Urban Farming: Growing the smart city revolution
Our Business & Technology team look at the growing trend of urban farming; how Paris is preparing to open the world’s largest urban farm and what other cities can do to communicate their ‘urban farming’ credentials.
It’s estimated that by 2030, urban areas are projected to house 60% of people globally and that one in every three people will live in cities with at least half a million inhabitants. So, everything from housing, infrastructure, connectivity and transport will have to change to cope with this upsurge in inhabitants.
Upon recently visiting Paris for Viva Technology, I was pretty struck by how the city is preparing itself for a population boost, but perhaps in a way that might not immediately come to mind. By Spring 2020, Paris will be opening the world’s largest urban farm. A whopping 14,000m2 site of fresh produce will fill the roof of a brand-new building. Two firms – Agripolis and Vulture en Ville are responsible for the new initiative calling it a ‘global model for responsible production’ and one that is able to help feed the inhabitants of south Paris. Bringing the rural to the city seems to be the new normal as cities grow and sustainable living has to improve. Los Angeles, for example, is also pioneering this new trend in urban agriculture.
But we don’t need to wait until 2020 to see the wealth of agricultural and sustainable innovations coming out of Paris. ‘Urban farming’ is very much on the rise and has been for the last few years. I met a cool start up called Agricool – a member of the La French Tech (a Brands2life client) ecosystem – which is growing strawberries with no pesticides, and no GMOs in old containers in the heart of the city. This is encouraging a new way of engaging the younger generation to grow and cultivate food, whilst also completely reimagining how we can use space. And 20 minutes away from the iconic Eiffel Tower sits La REcyclerie – a former train station and large urban farm which is famously known for its beehives. By engaging the urban public in bee keeping, this can hugely contribute to capping the worrying decline of honeybees across Europe.
So, this is all very well and good – but how can other cities truly create a buzz around urban farming?
- Change has to be seamless and hassle free – as we have seen time and time again with the clean energy revolution, behavioural change has to be made as simple as possible. It has to seamlessly merge into our existing lifestyles.

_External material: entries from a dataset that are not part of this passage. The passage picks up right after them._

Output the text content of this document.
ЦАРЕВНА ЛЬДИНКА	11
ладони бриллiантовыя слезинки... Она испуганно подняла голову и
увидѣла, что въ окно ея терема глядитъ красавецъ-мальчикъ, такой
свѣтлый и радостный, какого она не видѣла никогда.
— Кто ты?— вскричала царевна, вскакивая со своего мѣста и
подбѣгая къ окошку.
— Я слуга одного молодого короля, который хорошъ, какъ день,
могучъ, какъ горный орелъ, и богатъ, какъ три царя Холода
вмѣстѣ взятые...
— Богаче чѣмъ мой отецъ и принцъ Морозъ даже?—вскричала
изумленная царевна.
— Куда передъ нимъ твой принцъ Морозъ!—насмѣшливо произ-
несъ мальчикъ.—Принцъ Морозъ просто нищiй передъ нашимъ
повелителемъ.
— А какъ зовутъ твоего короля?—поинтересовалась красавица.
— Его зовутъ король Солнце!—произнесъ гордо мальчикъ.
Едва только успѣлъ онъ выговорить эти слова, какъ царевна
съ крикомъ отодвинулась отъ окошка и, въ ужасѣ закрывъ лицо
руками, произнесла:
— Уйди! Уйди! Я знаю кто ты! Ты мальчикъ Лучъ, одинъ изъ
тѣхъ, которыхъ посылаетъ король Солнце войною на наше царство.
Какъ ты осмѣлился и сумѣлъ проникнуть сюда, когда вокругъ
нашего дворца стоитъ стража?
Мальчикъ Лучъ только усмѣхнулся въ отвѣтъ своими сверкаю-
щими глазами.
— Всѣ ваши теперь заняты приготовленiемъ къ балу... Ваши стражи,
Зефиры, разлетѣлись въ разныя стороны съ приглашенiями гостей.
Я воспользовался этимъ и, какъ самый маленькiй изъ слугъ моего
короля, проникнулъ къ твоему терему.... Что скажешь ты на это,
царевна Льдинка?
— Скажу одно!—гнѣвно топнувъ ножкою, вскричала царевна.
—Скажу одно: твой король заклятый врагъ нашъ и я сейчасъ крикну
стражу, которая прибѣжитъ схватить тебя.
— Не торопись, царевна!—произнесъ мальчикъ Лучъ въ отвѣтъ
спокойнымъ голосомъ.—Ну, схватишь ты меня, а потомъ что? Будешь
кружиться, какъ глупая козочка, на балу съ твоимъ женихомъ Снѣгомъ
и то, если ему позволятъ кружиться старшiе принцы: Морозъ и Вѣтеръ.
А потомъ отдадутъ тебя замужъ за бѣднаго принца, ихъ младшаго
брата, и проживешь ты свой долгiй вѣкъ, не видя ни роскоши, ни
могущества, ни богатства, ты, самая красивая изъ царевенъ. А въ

Many consumers wouldn’t switch energy suppliers because of a perceived inconvenience despite the strong evidence of cost savings! This just shows that behaviour change is famously difficult to achieve. Encouraging consumers to partake in a city’s green growth has to be easy. It’s as simple as that.
- Creating a sustainable city needs a diverse range of skillsets – the rise of these sustainable pop ups is reliant on a whole variety of skills, not just those from an agricultural or science background. The key is to create a thriving online community where entrepreneurs, citizens, marketers and city planners can collaborate to share ideas and inspiration as the first step.

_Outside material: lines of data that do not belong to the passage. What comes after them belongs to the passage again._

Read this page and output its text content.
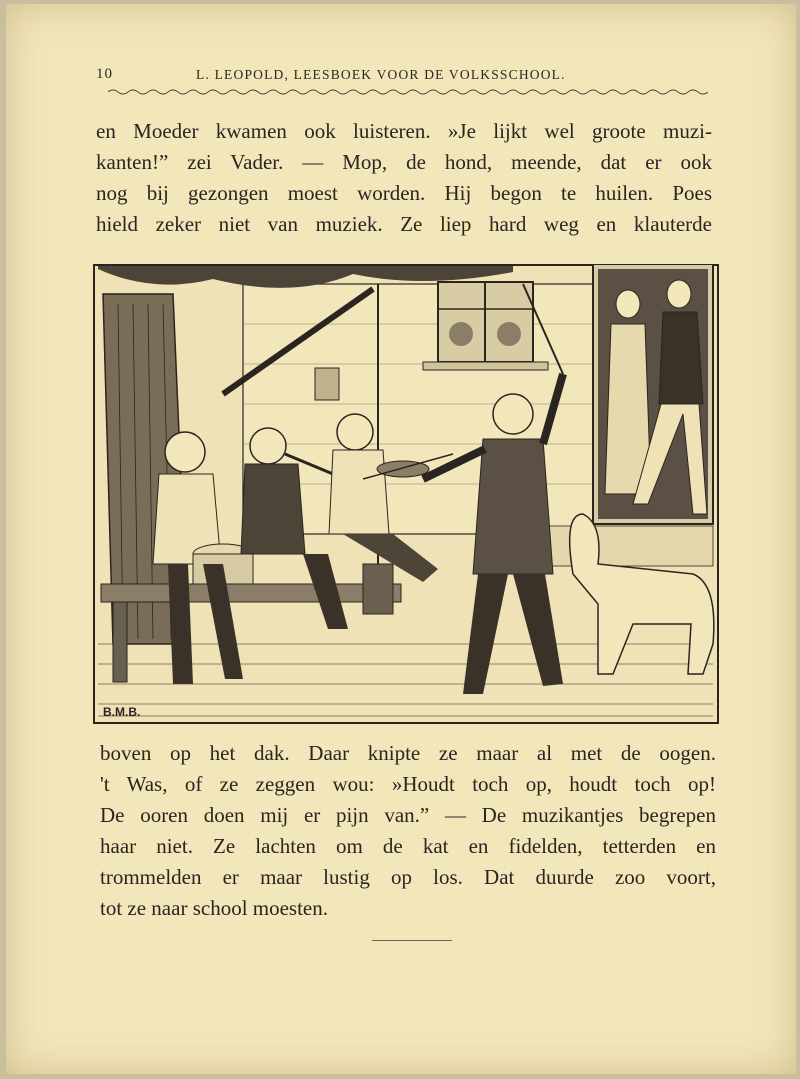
10	L. LEOPOLD, LEESBOEK VOOR DE VOLKSSCHOOL.
en Moeder kwamen ook luisteren. »Je lijkt wel groote muzi-
kanten!” zei Vader. — Mop, de hond, meende, dat er ook
nog bij gezongen moest worden. Hij begon te huilen. Poes
hield zeker niet van muziek. Ze liep hard weg en klauterde
B.M.B.
boven op het dak. Daar knipte ze maar al met de oogen.
't Was, of ze zeggen wou: »Houdt toch op, houdt toch op!
De ooren doen mij er pijn van.” — De muzikantjes begrepen
haar niet. Ze lachten om de kat en fidelden, tetterden en
trommelden er maar lustig op los. Dat duurde zoo voort,
tot ze naar school moesten.
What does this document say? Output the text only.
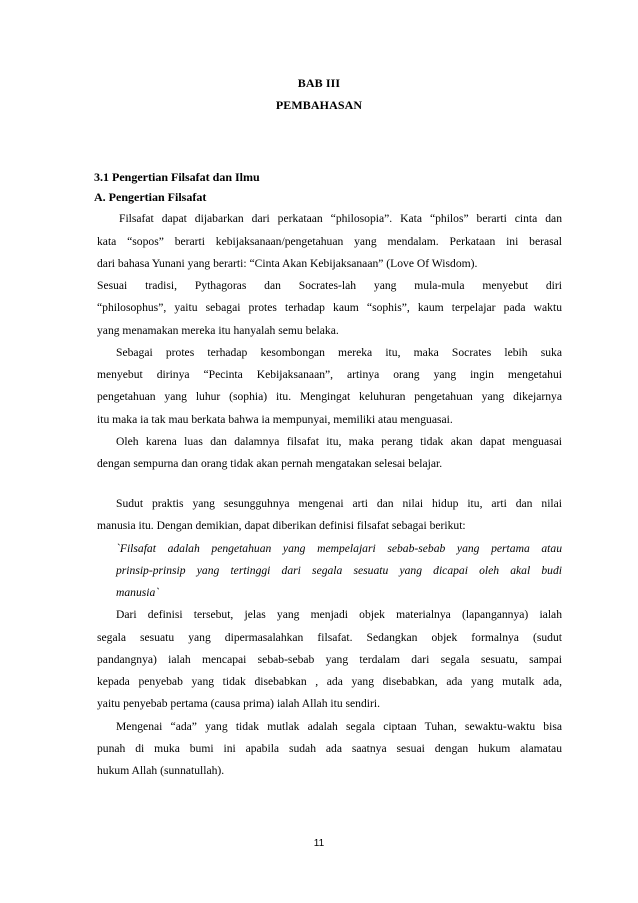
BAB III
PEMBAHASAN
3.1 Pengertian Filsafat dan Ilmu
A. Pengertian Filsafat
Filsafat dapat dijabarkan dari perkataan “philosopia”. Kata “philos” berarti cinta dan
kata “sopos” berarti kebijaksanaan/pengetahuan yang mendalam. Perkataan ini berasal
dari bahasa Yunani yang berarti: “Cinta Akan Kebijaksanaan” (Love Of Wisdom).
Sesuai tradisi, Pythagoras dan Socrates-lah yang mula-mula menyebut diri
“philosophus”, yaitu sebagai protes terhadap kaum “sophis”, kaum terpelajar pada waktu
yang menamakan mereka itu hanyalah semu belaka.
Sebagai protes terhadap kesombongan mereka itu, maka Socrates lebih suka
menyebut dirinya “Pecinta Kebijaksanaan”, artinya orang yang ingin mengetahui
pengetahuan yang luhur (sophia) itu. Mengingat keluhuran pengetahuan yang dikejarnya
itu maka ia tak mau berkata bahwa ia mempunyai, memiliki atau menguasai.
Oleh karena luas dan dalamnya filsafat itu, maka perang tidak akan dapat menguasai
dengan sempurna dan orang tidak akan pernah mengatakan selesai belajar.
Sudut praktis yang sesungguhnya mengenai arti dan nilai hidup itu, arti dan nilai
manusia itu. Dengan demikian, dapat diberikan definisi filsafat sebagai berikut:
`Filsafat adalah pengetahuan yang mempelajari sebab-sebab yang pertama atau
prinsip-prinsip yang tertinggi dari segala sesuatu yang dicapai oleh akal budi
manusia`
Dari definisi tersebut, jelas yang menjadi objek materialnya (lapangannya) ialah
segala sesuatu yang dipermasalahkan filsafat. Sedangkan objek formalnya (sudut
pandangnya) ialah mencapai sebab-sebab yang terdalam dari segala sesuatu, sampai
kepada penyebab yang tidak disebabkan , ada yang disebabkan, ada yang mutalk ada,
yaitu penyebab pertama (causa prima) ialah Allah itu sendiri.
Mengenai “ada” yang tidak mutlak adalah segala ciptaan Tuhan, sewaktu-waktu bisa
punah di muka bumi ini apabila sudah ada saatnya sesuai dengan hukum alamatau
hukum Allah (sunnatullah).
11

- Give people something to talk about – today, we live in the experience economy where citizens are demanding more than ever before. It is no longer good enough for restaurants to just serve good food, the interiors have to be spectacular to feed people’s Instagram accounts. The same premise applies to urban farms and sustainable pops ups. Whilst their fundamental function is and should always be to create a cleaner city, they also need to offer more to keep the public engaged and incentivised in upkeep. In the case of Paris’s largest urban farm, the space will also house a new dining experience to get residents talking.
As urban life changes ‘bringing the rural’ to our cities is only going to grow in popularity, and indeed out of necessity. I’m excited to see how other cities follow Paris’s lead in the flourishing world of ‘urban farming’ and in how they communicate their message to get the right talent, skills and people in place to turn it into the new norm.